NBC Action News
LAWRENCE, Kansas - It’s not unusual for perfect strangers to just drop by Dennis Dailey’s Lawrence home, and the former University of Kansas professor doesn’t mind it at all. In fact he likes sharing the history of his home, especially with the African American families who stop in.
Dailey’s home used to be a stop on the Underground Railroad.
'There’s joy and tears it’s just a amazing experience to watch them relate to what the underground railroad means to them," Dailey said.
The Miller House was built in 1858 by anti-slavery activist Robert Miller.
Today the five acre farm still has a country feel though it’s on 19th Street just east of downtown Lawrence.
Ironically the house once hosted Confederate guerrilla leader William Quantrill.
“He stopped here, he knew the Millers, that’s one of the reasons he didn’t burn the house down I think," said Dailey.
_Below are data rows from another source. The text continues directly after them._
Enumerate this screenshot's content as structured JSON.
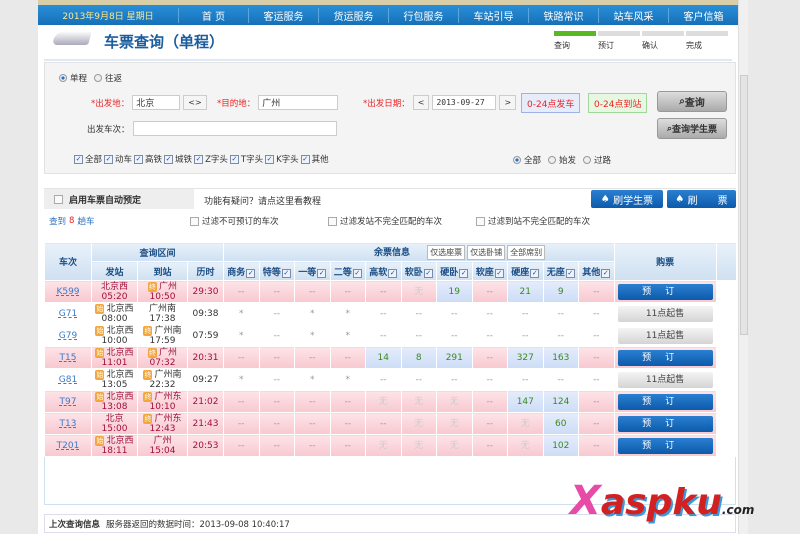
{
  "nav": {
    "date": "2013年9月8日 星期日",
    "items": [
      "首 页",
      "客运服务",
      "货运服务",
      "行包服务",
      "车站引导",
      "铁路常识",
      "站车风采",
      "客户信箱"
    ]
  },
  "header": {
    "title": "车票查询（单程）",
    "steps": [
      "查询",
      "预订",
      "确认",
      "完成"
    ]
  },
  "form": {
    "trip_one": "单程",
    "trip_round": "往返",
    "from_label": "*出发地：",
    "from_value": "北京",
    "swap": "<>",
    "to_label": "*目的地：",
    "to_value": "广州",
    "date_label": "*出发日期：",
    "prev": "<",
    "date_value": "2013-09-27",
    "next": ">",
    "depart_range": "0-24点发车",
    "arrive_range": "0-24点到站",
    "search": "查询",
    "search_student": "查询学生票",
    "train_no_label": "出发车次：",
    "train_no_value": "",
    "types": [
      "全部",
      "动车",
      "高铁",
      "城铁",
      "Z字头",
      "T字头",
      "K字头",
      "其他"
    ],
    "station_opts": [
      "全部",
      "始发",
      "过路"
    ]
  },
  "bar": {
    "auto_book": "启用车票自动预定",
    "help": "功能有疑问？请点这里看教程",
    "refresh_student": "刷学生票",
    "refresh": "刷　　票"
  },
  "filter": {
    "found_prefix": "查到",
    "found_count": "8",
    "found_suffix": "趟车",
    "f1": "过滤不可预订的车次",
    "f2": "过滤发站不完全匹配的车次",
    "f3": "过滤到站不完全匹配的车次"
  },
  "table": {
    "h_train": "车次",
    "h_range": "查询区间",
    "h_from": "发站",
    "h_to": "到站",
    "h_dur": "历时",
    "h_seats": "余票信息",
    "only_seat": "仅选座票",
    "only_sleeper": "仅选卧铺",
    "all_seats": "全部席别",
    "h_buy": "购票",
    "seat_types": [
      "商务",
      "特等",
      "一等",
      "二等",
      "高软",
      "软卧",
      "硬卧",
      "软座",
      "硬座",
      "无座",
      "其他"
    ],
    "rows": [
      {
        "code": "K599",
        "style": "pink",
        "from": "北京西",
        "from_badge": "",
        "dep": "05:20",
        "to": "广州",
        "to_badge": "终",
        "arr": "10:50",
        "dur": "29:30",
        "seats": [
          "--",
          "--",
          "--",
          "--",
          "--",
          "无",
          "19",
          "--",
          "21",
          "9",
          "--"
        ],
        "action": "预订"
      },
      {
        "code": "G71",
        "style": "white",
        "from": "北京西",
        "from_badge": "始",
        "dep": "08:00",
        "to": "广州南",
        "to_badge": "",
        "arr": "17:38",
        "dur": "09:38",
        "seats": [
          "*",
          "--",
          "*",
          "*",
          "--",
          "--",
          "--",
          "--",
          "--",
          "--",
          "--"
        ],
        "action": "11点起售"
      },
      {
        "code": "G79",
        "style": "white",
        "from": "北京西",
        "from_badge": "始",
        "dep": "10:00",
        "to": "广州南",
        "to_badge": "终",
        "arr": "17:59",
        "dur": "07:59",
        "seats": [
          "*",
          "--",
          "*",
          "*",
          "--",
          "--",
          "--",
          "--",
          "--",
          "--",
          "--"
        ],
        "action": "11点起售"
      },
      {
        "code": "T15",
        "style": "pink",
        "from": "北京西",
        "from_badge": "始",
        "dep": "11:01",
        "to": "广州",
        "to_badge": "终",
        "arr": "07:32",
        "dur": "20:31",
        "seats": [
          "--",
          "--",
          "--",
          "--",
          "14",
          "8",
          "291",
          "--",
          "327",
          "163",
          "--"
        ],
        "action": "预订"
      },
      {
        "code": "G81",
        "style": "white",
        "from": "北京西",
        "from_badge": "始",
        "dep": "13:05",
        "to": "广州南",
        "to_badge": "终",
        "arr": "22:32",
        "dur": "09:27",
        "seats": [
          "*",
          "--",
          "*",
          "*",
          "--",
          "--",
          "--",
          "--",
          "--",
          "--",
          "--"
        ],
        "action": "11点起售"
      },
      {
        "code": "T97",
        "style": "pink",
        "from": "北京西",
        "from_badge": "始",
        "dep": "13:08",
        "to": "广州东",
        "to_badge": "终",
        "arr": "10:10",
        "dur": "21:02",
        "seats": [
          "--",
          "--",
          "--",
          "--",
          "无",
          "无",
          "无",
          "--",
          "147",
          "124",
          "--"
        ],
        "action": "预订"
      },
      {
        "code": "T13",
        "style": "pink",
        "from": "北京",
        "from_badge": "",
        "dep": "15:00",
        "to": "广州东",
        "to_badge": "终",
        "arr": "12:43",
        "dur": "21:43",
        "seats": [
          "--",
          "--",
          "--",
          "--",
          "--",
          "无",
          "无",
          "--",
          "无",
          "60",
          "--"
        ],
        "action": "预订"
      },
      {
        "code": "T201",
        "style": "pink",
        "from": "北京西",
        "from_badge": "始",
        "dep": "18:11",
        "to": "广州",
        "to_badge": "",
        "arr": "15:04",
        "dur": "20:53",
        "seats": [
          "--",
          "--",
          "--",
          "--",
          "无",
          "无",
          "无",
          "--",
          "无",
          "102",
          "--"
        ],
        "action": "预订"
      }
    ]
  },
  "footer": {
    "label": "上次查询信息",
    "text": "服务器返回的数据时间：2013-09-08 10:40:17"
  },
  "watermark": {
    "text": "Xaspku.com"
  }
}
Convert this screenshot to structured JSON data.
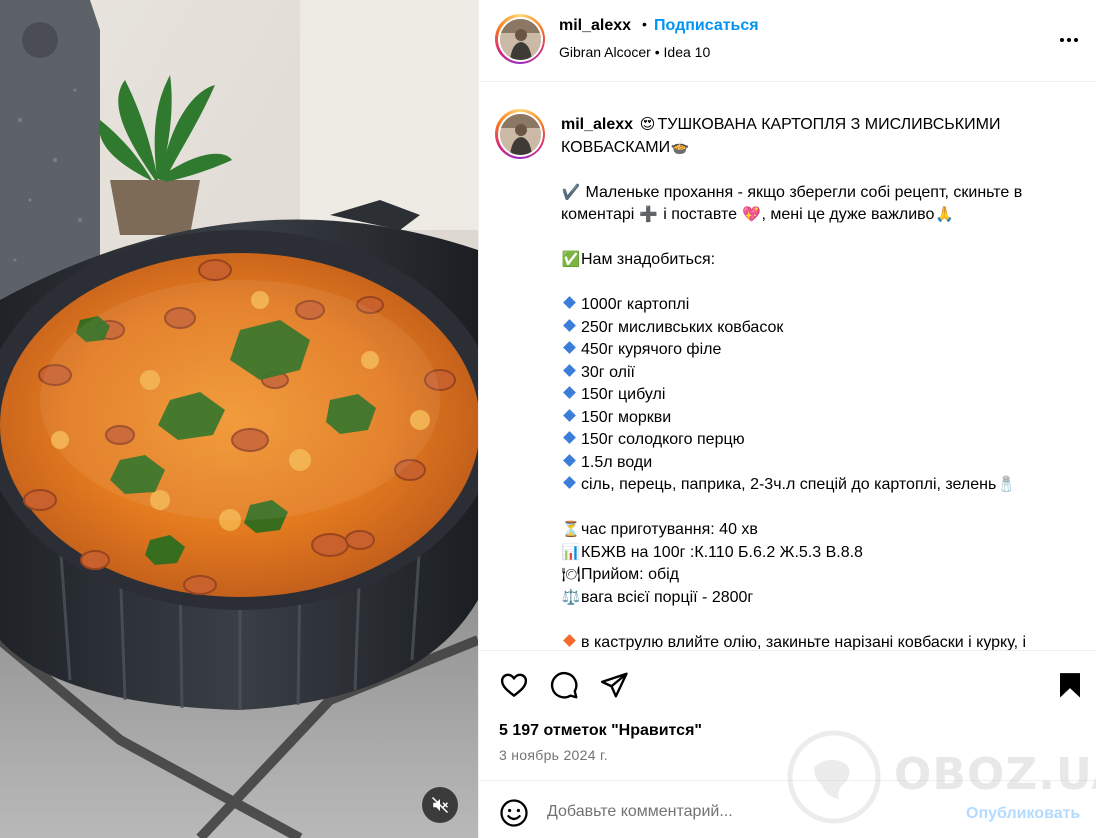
{
  "post": {
    "username": "mil_alexx",
    "follow_label": "Подписаться",
    "separator": "•",
    "audio_artist": "Gibran Alcocer",
    "audio_track": "Idea 10",
    "more_icon": "more-options-icon"
  },
  "caption": {
    "title_emoji_start": "😍",
    "title_line1": "ТУШКОВАНА КАРТОПЛЯ З МИСЛИВСЬКИМИ",
    "title_line2": "КОВБАСКАМИ",
    "title_emoji_end": "🍲",
    "request_emoji": "✔️",
    "request_line1": " Маленьке прохання - якщо зберегли собі рецепт, скиньте в",
    "request_line2_a": "коментарі ",
    "request_plus": "➕",
    "request_line2_b": " і поставте ",
    "request_heart": "💖",
    "request_line2_c": ", мені це дуже важливо",
    "request_pray": "🙏",
    "need_emoji": "✅",
    "need_label": "Нам знадобиться:",
    "ingredients": [
      "1000г картоплі",
      "250г мисливських ковбасок",
      "450г курячого філе",
      "30г олії",
      "150г цибулі",
      "150г моркви",
      "150г солодкого перцю",
      "1.5л води",
      "сіль, перець, паприка, 2-3ч.л спецій до картоплі, зелень"
    ],
    "salt_emoji": "🧂",
    "time_emoji": "⏳",
    "time": "час приготування: 40 хв",
    "kbzhv_emoji": "📊",
    "kbzhv": "КБЖВ на 100г :К.110 Б.6.2 Ж.5.3 В.8.8",
    "meal_emoji": "🍽",
    "meal": "Прийом: обід",
    "weight_emoji": "⚖️",
    "weight": "вага всієї порції - 2800г",
    "step1": "в каструлю влийте олію, закиньте нарізані ковбаски і курку, і"
  },
  "actions": {
    "like_icon": "heart-icon",
    "comment_icon": "comment-icon",
    "share_icon": "share-icon",
    "save_icon": "bookmark-icon",
    "likes_text": "5 197 отметок \"Нравится\"",
    "date": "3 ноябрь 2024 г."
  },
  "comment": {
    "emoji_icon": "smile-icon",
    "placeholder": "Добавьте комментарий...",
    "publish_label": "Опубликовать"
  },
  "media": {
    "mute_icon": "speaker-muted-icon"
  },
  "watermark": {
    "text": "OBOZ.UA"
  },
  "colors": {
    "link_blue": "#0095f6",
    "publish_disabled": "#b3dbff",
    "secondary_text": "#737373",
    "divider": "#efefef",
    "diamond_blue": "#3b7dd8",
    "diamond_orange": "#f26b2a"
  }
}
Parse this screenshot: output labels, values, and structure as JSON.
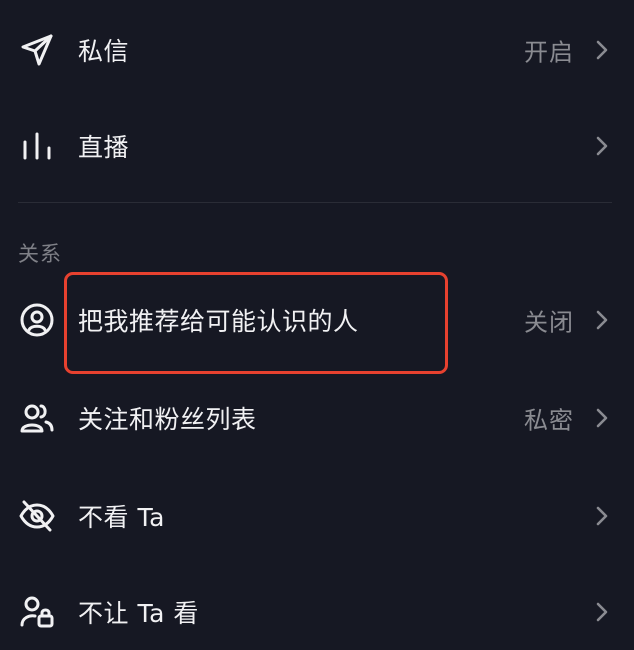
{
  "settings": {
    "messages": {
      "label": "私信",
      "value": "开启",
      "icon": "paper-plane-icon"
    },
    "live": {
      "label": "直播",
      "value": "",
      "icon": "bar-chart-icon"
    },
    "section_relationship": "关系",
    "recommend": {
      "label": "把我推荐给可能认识的人",
      "value": "关闭",
      "icon": "user-circle-icon"
    },
    "follow_list": {
      "label": "关注和粉丝列表",
      "value": "私密",
      "icon": "users-icon"
    },
    "hide_them": {
      "label": "不看 Ta",
      "value": "",
      "icon": "eye-off-icon"
    },
    "block_them": {
      "label": "不让 Ta 看",
      "value": "",
      "icon": "user-lock-icon"
    }
  },
  "colors": {
    "background": "#161823",
    "text": "#f1f1f3",
    "secondary_text": "#8a8b91",
    "highlight_border": "#e7412f"
  }
}
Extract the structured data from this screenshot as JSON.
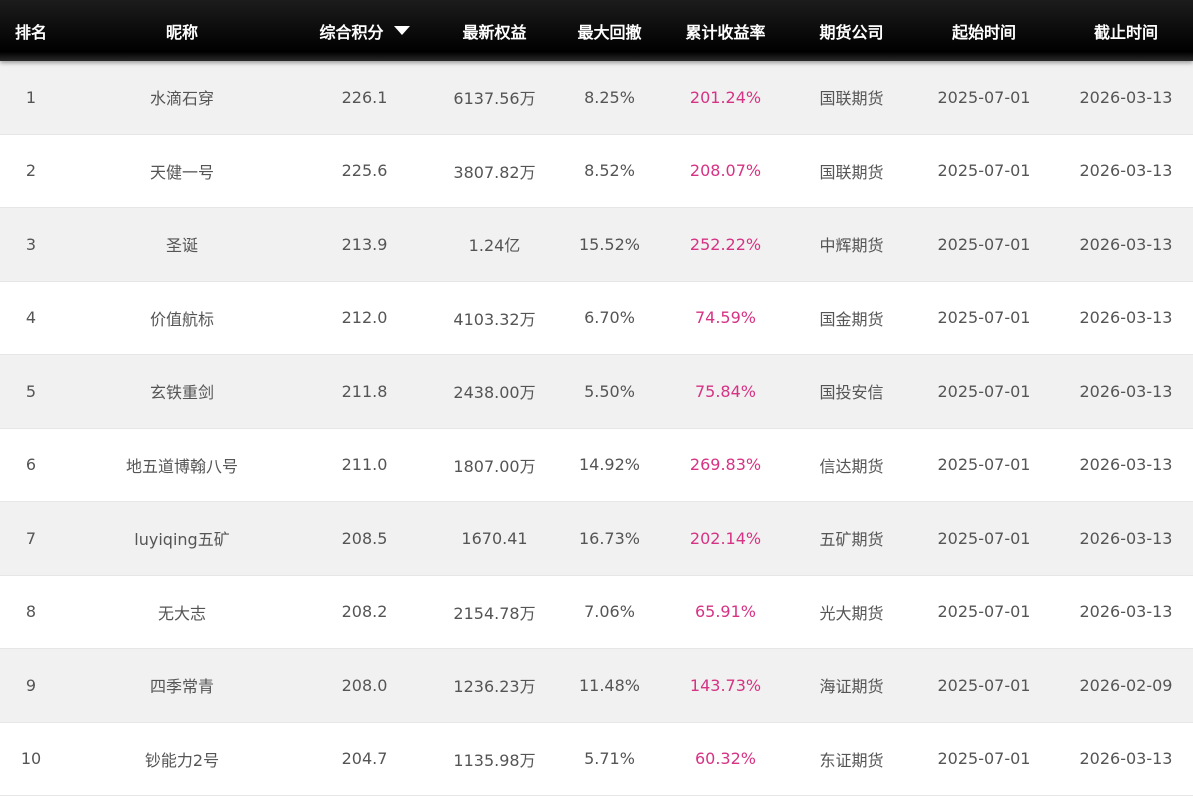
{
  "table": {
    "headers": {
      "rank": "排名",
      "nickname": "昵称",
      "score": "综合积分",
      "equity": "最新权益",
      "max_drawdown": "最大回撤",
      "cum_return": "累计收益率",
      "company": "期货公司",
      "start": "起始时间",
      "end": "截止时间"
    },
    "sort": {
      "column": "score",
      "direction": "desc"
    },
    "colors": {
      "header_bg": "#000000",
      "header_text": "#ffffff",
      "row_alt_bg": "#f1f1f1",
      "text": "#555555",
      "return_text": "#d63384"
    },
    "rows": [
      {
        "rank": "1",
        "nickname": "水滴石穿",
        "score": "226.1",
        "equity": "6137.56万",
        "max_drawdown": "8.25%",
        "cum_return": "201.24%",
        "company": "国联期货",
        "start": "2025-07-01",
        "end": "2026-03-13"
      },
      {
        "rank": "2",
        "nickname": "天健一号",
        "score": "225.6",
        "equity": "3807.82万",
        "max_drawdown": "8.52%",
        "cum_return": "208.07%",
        "company": "国联期货",
        "start": "2025-07-01",
        "end": "2026-03-13"
      },
      {
        "rank": "3",
        "nickname": "圣诞",
        "score": "213.9",
        "equity": "1.24亿",
        "max_drawdown": "15.52%",
        "cum_return": "252.22%",
        "company": "中辉期货",
        "start": "2025-07-01",
        "end": "2026-03-13"
      },
      {
        "rank": "4",
        "nickname": "价值航标",
        "score": "212.0",
        "equity": "4103.32万",
        "max_drawdown": "6.70%",
        "cum_return": "74.59%",
        "company": "国金期货",
        "start": "2025-07-01",
        "end": "2026-03-13"
      },
      {
        "rank": "5",
        "nickname": "玄铁重剑",
        "score": "211.8",
        "equity": "2438.00万",
        "max_drawdown": "5.50%",
        "cum_return": "75.84%",
        "company": "国投安信",
        "start": "2025-07-01",
        "end": "2026-03-13"
      },
      {
        "rank": "6",
        "nickname": "地五道博翰八号",
        "score": "211.0",
        "equity": "1807.00万",
        "max_drawdown": "14.92%",
        "cum_return": "269.83%",
        "company": "信达期货",
        "start": "2025-07-01",
        "end": "2026-03-13"
      },
      {
        "rank": "7",
        "nickname": "luyiqing五矿",
        "score": "208.5",
        "equity": "1670.41",
        "max_drawdown": "16.73%",
        "cum_return": "202.14%",
        "company": "五矿期货",
        "start": "2025-07-01",
        "end": "2026-03-13"
      },
      {
        "rank": "8",
        "nickname": "无大志",
        "score": "208.2",
        "equity": "2154.78万",
        "max_drawdown": "7.06%",
        "cum_return": "65.91%",
        "company": "光大期货",
        "start": "2025-07-01",
        "end": "2026-03-13"
      },
      {
        "rank": "9",
        "nickname": "四季常青",
        "score": "208.0",
        "equity": "1236.23万",
        "max_drawdown": "11.48%",
        "cum_return": "143.73%",
        "company": "海证期货",
        "start": "2025-07-01",
        "end": "2026-02-09"
      },
      {
        "rank": "10",
        "nickname": "钞能力2号",
        "score": "204.7",
        "equity": "1135.98万",
        "max_drawdown": "5.71%",
        "cum_return": "60.32%",
        "company": "东证期货",
        "start": "2025-07-01",
        "end": "2026-03-13"
      }
    ]
  }
}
Quantrill raided Lawrence the next day burning down most of the town and killing more than 200. Now the home is a collection of the past and present and Dailey wants to make sure it stays that way even though some people would like to change that.
Dailey said, "A developer came in here and offered us an obscene amount of money and the intent was to bulldoze everything and put up apartments.”
Daily said he’ll turn the place into a park before he lets that happen.